Look into the future…

Now that you can see what your data is telling you from reports and dashboard that you’ve setup, you can look at using artificial intelligence with your data, specifically machine learning and predictive analytics. Using your historical data, using machine learning algorithms you can find out the ‘why’ behind your business and certain business questions. For example, a client recently identified a certain segment of customers, which they had previously ruled out, had the greatest number of registrations from a marketing campaign, and they found out why. Discovering data like this can be invaluable to organisations like yours.
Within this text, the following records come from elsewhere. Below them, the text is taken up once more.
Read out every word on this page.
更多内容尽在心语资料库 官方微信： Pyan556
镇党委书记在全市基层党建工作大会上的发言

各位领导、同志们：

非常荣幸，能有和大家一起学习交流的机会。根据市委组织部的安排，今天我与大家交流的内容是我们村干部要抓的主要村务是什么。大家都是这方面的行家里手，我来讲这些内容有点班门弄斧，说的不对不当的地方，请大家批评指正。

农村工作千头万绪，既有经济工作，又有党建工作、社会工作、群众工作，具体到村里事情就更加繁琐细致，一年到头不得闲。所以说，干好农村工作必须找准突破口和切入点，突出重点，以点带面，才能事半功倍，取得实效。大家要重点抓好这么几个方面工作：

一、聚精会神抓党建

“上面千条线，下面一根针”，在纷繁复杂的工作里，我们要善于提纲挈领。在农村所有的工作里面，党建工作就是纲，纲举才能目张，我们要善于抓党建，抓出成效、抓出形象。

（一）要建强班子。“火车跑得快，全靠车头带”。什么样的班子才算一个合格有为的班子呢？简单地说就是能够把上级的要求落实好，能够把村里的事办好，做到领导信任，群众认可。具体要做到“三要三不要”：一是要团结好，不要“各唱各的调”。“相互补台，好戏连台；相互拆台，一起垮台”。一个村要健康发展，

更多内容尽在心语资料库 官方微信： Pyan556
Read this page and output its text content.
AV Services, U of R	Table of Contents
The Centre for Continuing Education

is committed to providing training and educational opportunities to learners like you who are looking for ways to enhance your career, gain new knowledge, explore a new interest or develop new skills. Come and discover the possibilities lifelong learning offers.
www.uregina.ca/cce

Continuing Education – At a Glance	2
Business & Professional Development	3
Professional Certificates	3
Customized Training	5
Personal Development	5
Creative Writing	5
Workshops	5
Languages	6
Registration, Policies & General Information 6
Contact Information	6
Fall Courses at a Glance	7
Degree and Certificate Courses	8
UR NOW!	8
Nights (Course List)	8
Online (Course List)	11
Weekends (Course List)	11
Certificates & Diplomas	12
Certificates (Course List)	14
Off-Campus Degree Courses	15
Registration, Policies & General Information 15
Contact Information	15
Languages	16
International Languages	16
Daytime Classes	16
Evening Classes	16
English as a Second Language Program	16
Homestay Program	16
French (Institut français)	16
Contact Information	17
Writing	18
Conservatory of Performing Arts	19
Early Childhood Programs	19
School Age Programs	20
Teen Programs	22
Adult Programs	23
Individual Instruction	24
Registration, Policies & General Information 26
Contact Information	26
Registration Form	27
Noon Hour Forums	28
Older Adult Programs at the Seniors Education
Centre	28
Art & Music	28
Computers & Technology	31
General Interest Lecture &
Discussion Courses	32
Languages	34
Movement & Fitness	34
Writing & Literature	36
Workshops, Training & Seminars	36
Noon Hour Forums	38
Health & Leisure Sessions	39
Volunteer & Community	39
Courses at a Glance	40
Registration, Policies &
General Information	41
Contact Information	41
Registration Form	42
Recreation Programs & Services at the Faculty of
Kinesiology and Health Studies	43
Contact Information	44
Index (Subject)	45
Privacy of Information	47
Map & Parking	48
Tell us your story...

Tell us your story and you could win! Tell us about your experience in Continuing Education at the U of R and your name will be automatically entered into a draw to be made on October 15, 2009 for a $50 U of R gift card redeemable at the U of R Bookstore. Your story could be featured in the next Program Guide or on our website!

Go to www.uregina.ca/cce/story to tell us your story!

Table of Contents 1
Then, using machine learning, you can adapt your current campaigns to try and predict and prescribe what you’re after in the future. If you can identify certain verticals within your data that have a strong effect on customer buying emotions, you can alter these within your campaigns and predict which are likely to be more successful, leading to a greater return on your business. Here, using predictive, analytics, you can answer the ‘what if’ questions.

Take aways…

The most important thing to take away from today is that using your data is progressive; you cannot utilise machine learning and predictive analytics if you don’t first have business intelligence, which you can’t take advantage of if you don’t have all your data integrated in accessible, online systems. Start by looking at your data, comparing it with what you want to achieve and work it from there.

Secondly, you don’t have to do all of this alone. Many companies we talk to try to implement these strategies alone and often come across hurdles. Whether it’s finding that off the shelf software doesn’t work for you, you can’t quite get your reports to pull from the correct data sources or your machine learning algorithms need additional tuning, outsourcing work to data specialists is always a viable option.